CREECH AIR FORCE BASE, Nev. --
African-American influence is infused with the American culture foundation, and transcends generations of segregation and oppression. African-American authors, civil rights activists and even Air Force pilots forged the way forward, and broke down racial barriers through literary influence, civil rights demonstrations and service to country.
To commemorate and acknowledge these figures, National African American History Month honors those who have made significant contributions toward equality, justice and innovation that helped shape the Air Force as we know it today. Their idealism currently lives on through many Airmen as they serve their country.
Today African Americans continue to make a difference in the Air Force and at Creech Air Force Base by flying, maintaining and supporting MQ-1 Predators and MQ-9 Reapers in global persistent attack and reconnaissance operations.
NAAHM provides a glimpse through the many open doors of opportunity for young African Americans, said Master Sgt. Vidal, 22nd Attack Squadron first sergeant. Vidal recounts early memories as a child when he was encouraged by his father to read literature by W.E.B. Dubois and said the impact of it shaped his views toward education and self-motivation.
“It really empowered me, showing me education was a founding source of future opportunities,” said Vidal.
Vidal said works by W.E.B. Dubois and other influential figures were groundbreaking and instrumental to his upbringing.
“A lot of the people who we talk about and celebrate in NAAHM were pioneers and they did something no other African Americans had done up to that point,” said Lt. Col. Ronnie, 432nd Wing squadron commander. “I think it’s equally important to point to successful African Americans who are out there making it happen right now.”
Ronnie and Vidal said the efforts of those before are derived from core values that exemplify American Airmen, such as the Tuskegee Airmen and other African Americans who made an impact early on.
“Those guys proved that African Americans were just as capable, intelligent, hard-working and credible as anyone else,” said Senior Master Sgt. Marquell, 432nd Maintenance Squadron Tiger Aircraft Maintenance Unit superintendent.
The Tuskegee program became the center for African-American aviation during World War II, and the Tuskegee Airmen became one of the most highly respected fighter groups because of their achievements.
“The Tuskegee Airmen in my mind embodied the Air Force’s core values, not just African-American core values,” said Ronnie. “They weren’t about being the best African-American unit. They were about being the best pilots they could be. They have had that impact, not just to the advantage of African Americans in the Air Force, but they made all Airmen in the Air Force better.”
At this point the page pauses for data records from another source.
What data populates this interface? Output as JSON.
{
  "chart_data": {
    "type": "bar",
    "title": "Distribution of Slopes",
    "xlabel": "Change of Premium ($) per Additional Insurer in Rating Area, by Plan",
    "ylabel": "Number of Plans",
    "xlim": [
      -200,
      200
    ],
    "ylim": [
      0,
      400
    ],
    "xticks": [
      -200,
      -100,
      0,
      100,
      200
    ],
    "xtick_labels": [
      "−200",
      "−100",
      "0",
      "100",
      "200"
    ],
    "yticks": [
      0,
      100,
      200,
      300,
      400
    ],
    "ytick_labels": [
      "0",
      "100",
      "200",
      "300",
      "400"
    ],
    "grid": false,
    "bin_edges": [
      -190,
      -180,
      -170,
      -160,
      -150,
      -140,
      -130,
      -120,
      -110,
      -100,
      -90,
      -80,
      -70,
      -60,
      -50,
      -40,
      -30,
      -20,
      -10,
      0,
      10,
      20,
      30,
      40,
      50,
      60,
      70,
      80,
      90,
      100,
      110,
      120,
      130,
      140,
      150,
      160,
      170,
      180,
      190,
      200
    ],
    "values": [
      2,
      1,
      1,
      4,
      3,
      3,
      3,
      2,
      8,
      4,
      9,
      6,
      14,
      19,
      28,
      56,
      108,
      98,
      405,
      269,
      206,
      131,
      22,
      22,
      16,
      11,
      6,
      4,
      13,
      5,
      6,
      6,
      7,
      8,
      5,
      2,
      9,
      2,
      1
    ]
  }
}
Coming from military families, both Ronnie and Vidal agree their biggest role models are their own family members. Morals and values such as education, family, professionalism and leadership were instilled in them from their fathers and grandfathers.
“I’m a fan of works by Malcom X, Marcus Garvey and Dr. Martin Luther King Jr., but one of the few people who have had a significant impact on me was my grandfather,” said Marquell. “He was a hard working guy and a man of principle who took care of his family with literally nothing. There’re some people you’ll see in your life who surpass being a role model. They’re significant figures who make you who you are, simply by watching them be who they are.”
Marquell credits his own upbringing and the work of African Americans before him for his success in today’s fight and stresses the importance of passing the torch to the next generation.
“I come from poverty and an upbringing without academics as a key component, to now having two associates degrees, one professional manager’s certification, one bachelor's degree, a master’s degree and made chief master sergeant this cycle,” said Marquell. “How can I bequeath anything to Airmen about being academically sound, reading books about Malcom X or Dr. Martin Luther King Jr. or the importance of having an education if I don’t do it? The bulk of what I’ve done was to establish credibility to help others along the way.”
Marquell went on to say the accomplishments of African Americans in the armed forces also play a part in establishing a more diverse fighting force.
“Diversity and our differences make us stronger,” said Marquell. “It is why the United States Air Force doesn’t have any other air force that rivals us. Other countries can buy aircraft, but what they can’t buy is a group of people who are able to work together in spite of differences to make our community as a whole better. When we focus on meeting our core values and allow diversity to fill the gaps, we are unstoppable.”
For these three Airmen, NAAHM serves as a reminder of the persistence and perseverance of African Americans whose legacy continues to resonate across the rifts of time and inspire thousands of United States service men and women.